Das Gelände soll Stützpunkt des Behindertensports werden

Jahns Kritiker sehen in Anbetracht der Entwicklung zum „Inklusionssportpark“ eine günstige Gelegenheit zur Neubenennung. Für 170 Millionen Euro soll das Gelände zum Stützpunkt des Behindertensports umgestaltet werden. Auch Pankows Bezirksbürgermeister Sören Benn (Linke) ging auf Abstand zum Turnvater: „Jahn ist sicher aus heutiger Sicht ein eher schwieriger Zeitgenosse mit seinem mindestens völkischen Gesellschaftsverständnis.“ Eine Debatte um die Namensgebung sei „sinnvoll“.
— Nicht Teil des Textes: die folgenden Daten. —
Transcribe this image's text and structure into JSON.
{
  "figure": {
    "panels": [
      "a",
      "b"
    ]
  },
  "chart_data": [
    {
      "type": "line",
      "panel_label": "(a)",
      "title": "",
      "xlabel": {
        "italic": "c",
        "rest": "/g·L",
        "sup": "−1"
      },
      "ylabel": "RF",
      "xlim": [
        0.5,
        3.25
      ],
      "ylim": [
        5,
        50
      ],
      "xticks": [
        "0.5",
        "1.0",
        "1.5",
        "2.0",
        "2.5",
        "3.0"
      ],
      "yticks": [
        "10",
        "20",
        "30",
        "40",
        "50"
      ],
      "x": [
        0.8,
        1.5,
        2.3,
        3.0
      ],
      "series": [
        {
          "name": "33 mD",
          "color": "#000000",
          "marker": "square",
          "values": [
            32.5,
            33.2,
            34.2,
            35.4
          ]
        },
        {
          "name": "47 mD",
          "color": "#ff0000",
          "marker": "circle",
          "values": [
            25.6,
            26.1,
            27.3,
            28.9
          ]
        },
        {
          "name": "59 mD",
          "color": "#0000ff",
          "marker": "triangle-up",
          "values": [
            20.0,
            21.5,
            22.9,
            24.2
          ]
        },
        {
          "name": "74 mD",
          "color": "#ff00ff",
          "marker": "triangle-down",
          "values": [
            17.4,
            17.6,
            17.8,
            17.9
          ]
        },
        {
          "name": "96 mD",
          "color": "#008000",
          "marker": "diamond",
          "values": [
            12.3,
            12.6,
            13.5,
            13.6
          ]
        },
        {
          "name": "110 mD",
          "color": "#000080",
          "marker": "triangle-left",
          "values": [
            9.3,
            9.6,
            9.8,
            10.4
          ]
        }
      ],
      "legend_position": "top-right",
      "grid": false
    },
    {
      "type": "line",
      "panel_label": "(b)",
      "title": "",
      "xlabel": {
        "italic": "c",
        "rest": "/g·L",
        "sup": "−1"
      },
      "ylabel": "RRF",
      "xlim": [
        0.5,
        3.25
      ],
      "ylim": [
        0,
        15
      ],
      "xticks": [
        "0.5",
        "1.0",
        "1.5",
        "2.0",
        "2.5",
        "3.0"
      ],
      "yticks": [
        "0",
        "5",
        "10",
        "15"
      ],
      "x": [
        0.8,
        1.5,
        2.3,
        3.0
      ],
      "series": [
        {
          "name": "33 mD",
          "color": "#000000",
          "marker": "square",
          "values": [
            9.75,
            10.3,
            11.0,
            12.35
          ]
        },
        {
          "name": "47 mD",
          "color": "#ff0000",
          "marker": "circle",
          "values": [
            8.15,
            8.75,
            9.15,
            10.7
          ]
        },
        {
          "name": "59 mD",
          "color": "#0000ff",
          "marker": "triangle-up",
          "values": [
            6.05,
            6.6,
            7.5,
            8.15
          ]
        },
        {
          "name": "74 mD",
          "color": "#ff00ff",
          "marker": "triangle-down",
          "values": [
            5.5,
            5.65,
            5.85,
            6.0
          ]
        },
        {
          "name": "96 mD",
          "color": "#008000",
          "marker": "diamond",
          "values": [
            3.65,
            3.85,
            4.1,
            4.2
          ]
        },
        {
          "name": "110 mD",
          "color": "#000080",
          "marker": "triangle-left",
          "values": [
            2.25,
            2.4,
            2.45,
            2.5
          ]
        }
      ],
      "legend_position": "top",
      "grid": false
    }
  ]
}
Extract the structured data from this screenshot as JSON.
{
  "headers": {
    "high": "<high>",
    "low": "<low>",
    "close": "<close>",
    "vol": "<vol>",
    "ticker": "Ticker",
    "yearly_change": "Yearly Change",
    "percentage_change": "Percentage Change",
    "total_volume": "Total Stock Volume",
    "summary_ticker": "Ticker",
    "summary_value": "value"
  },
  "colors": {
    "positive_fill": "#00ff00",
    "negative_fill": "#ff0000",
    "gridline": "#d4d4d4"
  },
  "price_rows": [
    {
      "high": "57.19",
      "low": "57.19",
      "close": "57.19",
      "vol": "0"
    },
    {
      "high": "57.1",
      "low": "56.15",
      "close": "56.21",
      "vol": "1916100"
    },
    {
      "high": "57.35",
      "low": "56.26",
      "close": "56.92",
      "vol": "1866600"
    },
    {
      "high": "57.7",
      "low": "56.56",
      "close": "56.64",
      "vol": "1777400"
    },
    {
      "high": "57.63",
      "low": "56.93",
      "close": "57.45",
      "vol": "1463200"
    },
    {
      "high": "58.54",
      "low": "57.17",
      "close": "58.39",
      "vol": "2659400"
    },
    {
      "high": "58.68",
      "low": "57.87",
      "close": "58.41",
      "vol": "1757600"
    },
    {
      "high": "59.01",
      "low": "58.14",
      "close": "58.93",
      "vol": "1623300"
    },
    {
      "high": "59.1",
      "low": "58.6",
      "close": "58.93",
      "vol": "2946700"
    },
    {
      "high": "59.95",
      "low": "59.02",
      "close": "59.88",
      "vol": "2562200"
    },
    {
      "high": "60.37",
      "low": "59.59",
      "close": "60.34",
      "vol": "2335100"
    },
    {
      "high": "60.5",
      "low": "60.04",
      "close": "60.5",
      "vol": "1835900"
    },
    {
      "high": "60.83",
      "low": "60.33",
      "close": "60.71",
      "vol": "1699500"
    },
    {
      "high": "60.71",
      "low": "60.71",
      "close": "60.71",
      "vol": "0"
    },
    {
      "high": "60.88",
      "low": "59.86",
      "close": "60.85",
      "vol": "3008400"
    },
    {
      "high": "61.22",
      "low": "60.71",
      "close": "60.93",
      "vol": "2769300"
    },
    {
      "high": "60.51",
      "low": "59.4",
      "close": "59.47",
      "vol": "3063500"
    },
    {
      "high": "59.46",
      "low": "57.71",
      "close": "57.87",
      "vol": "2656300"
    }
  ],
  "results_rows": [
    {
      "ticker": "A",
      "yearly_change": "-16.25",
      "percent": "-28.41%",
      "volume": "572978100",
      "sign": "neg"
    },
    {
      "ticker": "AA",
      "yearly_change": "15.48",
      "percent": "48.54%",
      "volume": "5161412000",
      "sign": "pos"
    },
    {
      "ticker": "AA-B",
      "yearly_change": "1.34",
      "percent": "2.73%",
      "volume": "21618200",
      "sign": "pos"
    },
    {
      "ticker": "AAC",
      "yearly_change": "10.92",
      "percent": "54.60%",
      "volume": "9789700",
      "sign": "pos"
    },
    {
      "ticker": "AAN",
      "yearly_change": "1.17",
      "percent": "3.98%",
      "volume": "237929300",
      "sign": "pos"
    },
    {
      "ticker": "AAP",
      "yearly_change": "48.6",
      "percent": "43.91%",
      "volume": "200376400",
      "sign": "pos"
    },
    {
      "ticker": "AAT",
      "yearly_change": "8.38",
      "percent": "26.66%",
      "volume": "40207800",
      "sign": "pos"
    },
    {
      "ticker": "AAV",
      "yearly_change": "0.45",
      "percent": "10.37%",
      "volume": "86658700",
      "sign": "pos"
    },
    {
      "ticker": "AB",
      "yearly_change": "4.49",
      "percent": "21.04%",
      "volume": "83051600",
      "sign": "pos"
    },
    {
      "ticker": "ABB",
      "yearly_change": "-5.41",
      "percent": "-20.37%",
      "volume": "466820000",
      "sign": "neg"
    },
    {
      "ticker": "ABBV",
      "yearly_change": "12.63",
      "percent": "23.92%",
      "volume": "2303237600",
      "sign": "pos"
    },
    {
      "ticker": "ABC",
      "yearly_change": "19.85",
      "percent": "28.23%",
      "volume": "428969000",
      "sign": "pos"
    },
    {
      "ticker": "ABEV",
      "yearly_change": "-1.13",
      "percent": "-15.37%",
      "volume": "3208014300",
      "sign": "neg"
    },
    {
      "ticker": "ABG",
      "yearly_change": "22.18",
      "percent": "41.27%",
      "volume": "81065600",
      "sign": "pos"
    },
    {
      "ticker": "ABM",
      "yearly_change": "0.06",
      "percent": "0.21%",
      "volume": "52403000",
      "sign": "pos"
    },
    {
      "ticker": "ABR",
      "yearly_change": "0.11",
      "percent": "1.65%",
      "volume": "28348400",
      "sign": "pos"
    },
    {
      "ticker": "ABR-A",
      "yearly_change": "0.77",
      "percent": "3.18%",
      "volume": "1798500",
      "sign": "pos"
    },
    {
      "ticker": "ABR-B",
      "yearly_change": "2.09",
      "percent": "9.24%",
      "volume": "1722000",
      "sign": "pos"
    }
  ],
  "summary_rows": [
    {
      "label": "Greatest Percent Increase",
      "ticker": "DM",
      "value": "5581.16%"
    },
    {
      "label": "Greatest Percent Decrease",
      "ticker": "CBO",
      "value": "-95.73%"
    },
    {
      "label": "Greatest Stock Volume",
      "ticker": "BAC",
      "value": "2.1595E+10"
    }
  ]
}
Historiker und Jahn-Experten in ganz Deutschland jedoch verteidigten Jahn. Die Vorwürfe, Jahn sei ein „bekennender Antisemit“ gewesen, seien „aus wissenschaftlicher Sicht völlig unbegründet“, sagte Gerd Steins, der Präsident des „Forum für Sportgeschichte – Fördererverein für das Sportmuseum Berlin“. Entsprechende Zitate seien inzwischen als Fälschungen belegt. Allerdings sei Jahn nicht sakrosankt, er sei etwa stark frankophob gewesen. Deshalb sperrte sich Steins auch nicht gegen den Gedanken, eine Tafel zur kritischen Einordnung Jahns am Sportpark anzubringen.

Das will die Senatsverwaltung nun offenbar tun. Der zuständige Staatssekretär Aleksander Dzembritzki habe auf Nachfrage durch das Bezirksamt seine Bereitschaft erklärt, bei der Umgestaltung des Sportparks „in geeigneter Weise und an passender Stelle eine Bewertung der verschiedenen Facetten der Person Friedrich Ludwig Jahn zu berücksichtigen“. Die Senatsverwaltung verwies dabei noch einmal darauf, dass nicht das „Große Stadion“, sondern das ganze Areal nach Jahn benannt ist.